But ideviceinfo is not so informative with a locked device. In fact, it won't show you any output unless you use the -s simple option. While you can obtain some information, such as the description, class, name, UDID (unique identifier), and Mac address, you can't display the serial number. But never fear, there is a way...
Linux has a system log that tracks systems events, included the plugging and unplugging of devices. The system log can be dumped the the terminal with the dmesg command. Run by itself, you dump the entire log and it's quite a lot of information to sift through, though in truth what you want will be found at or near the end of the log. You can shorten the output to the content you need with
$ dmesg syslog
But an even niftier trick is to set up your system to display the log as it is created and watch the output:
$ tail -f /var/log/syslog
This will display the last 10 lines of the system log and the "follow" it until you cancel with ctrl-c. Now you can hotplug your iDevice and watch the data that the system log records about the device. Unfortunately, you will see that it displays the device UDID and not the serial number in the "SerialNumber" field for a locked iDevice.

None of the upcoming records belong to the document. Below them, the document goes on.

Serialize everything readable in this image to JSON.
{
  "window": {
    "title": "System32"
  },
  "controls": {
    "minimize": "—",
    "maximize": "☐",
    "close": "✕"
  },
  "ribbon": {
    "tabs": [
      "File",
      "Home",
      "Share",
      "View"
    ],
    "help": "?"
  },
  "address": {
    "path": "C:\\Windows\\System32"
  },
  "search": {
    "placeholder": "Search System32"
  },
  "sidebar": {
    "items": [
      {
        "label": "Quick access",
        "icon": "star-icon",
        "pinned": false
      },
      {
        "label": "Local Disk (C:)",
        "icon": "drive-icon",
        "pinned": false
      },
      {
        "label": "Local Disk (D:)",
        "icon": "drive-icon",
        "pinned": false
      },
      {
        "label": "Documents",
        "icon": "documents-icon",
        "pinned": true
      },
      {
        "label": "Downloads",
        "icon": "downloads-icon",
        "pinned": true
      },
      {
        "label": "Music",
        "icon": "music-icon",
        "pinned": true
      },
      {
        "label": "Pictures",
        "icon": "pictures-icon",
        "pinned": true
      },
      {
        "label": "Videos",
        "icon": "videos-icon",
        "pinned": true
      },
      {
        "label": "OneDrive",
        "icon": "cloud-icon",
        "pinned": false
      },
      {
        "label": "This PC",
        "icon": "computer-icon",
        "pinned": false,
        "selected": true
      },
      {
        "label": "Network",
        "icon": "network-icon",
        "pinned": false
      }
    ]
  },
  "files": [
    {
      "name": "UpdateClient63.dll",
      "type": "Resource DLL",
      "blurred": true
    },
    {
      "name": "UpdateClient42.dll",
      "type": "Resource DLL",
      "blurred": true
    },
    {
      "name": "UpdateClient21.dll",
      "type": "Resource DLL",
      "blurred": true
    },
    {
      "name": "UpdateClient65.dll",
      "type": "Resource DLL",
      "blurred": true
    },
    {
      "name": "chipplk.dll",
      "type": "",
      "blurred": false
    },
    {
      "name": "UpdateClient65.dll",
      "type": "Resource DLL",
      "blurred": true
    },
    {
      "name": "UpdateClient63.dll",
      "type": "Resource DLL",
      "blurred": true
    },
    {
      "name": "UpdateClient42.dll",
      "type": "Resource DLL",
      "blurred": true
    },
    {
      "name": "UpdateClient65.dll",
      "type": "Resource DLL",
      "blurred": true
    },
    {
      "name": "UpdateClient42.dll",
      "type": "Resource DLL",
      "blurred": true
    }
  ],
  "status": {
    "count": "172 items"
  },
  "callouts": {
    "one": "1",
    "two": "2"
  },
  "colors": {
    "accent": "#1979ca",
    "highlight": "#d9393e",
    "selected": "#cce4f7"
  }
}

Recovering the Serial Number
The serial number is recoverable in Recovery Mode, however. Pressing and holding the hardware power button brings up the software power off slide button. Power off the device, and then replug it into your Linux box while holding the hardware home button. The device will boot into recovery mode. Now check your syslog with either of the two methods discussed above. Two serial numbers are displayed in the syslog after the product (iPhone, etc) and manufacturer (Apple) are listed. The first is the UDID, but the second includes several key:value pairs, one of which is the device serial number (key SRNM).
When you are done collecting the device data revealed in the syslog, reboot it, if required, by pressing and holding the power button approximately 10 seconds until the recovery screen goes blank. The device will then reboot into the operating system, probably feeling very ashamed of itself for revealing its secrets so readily.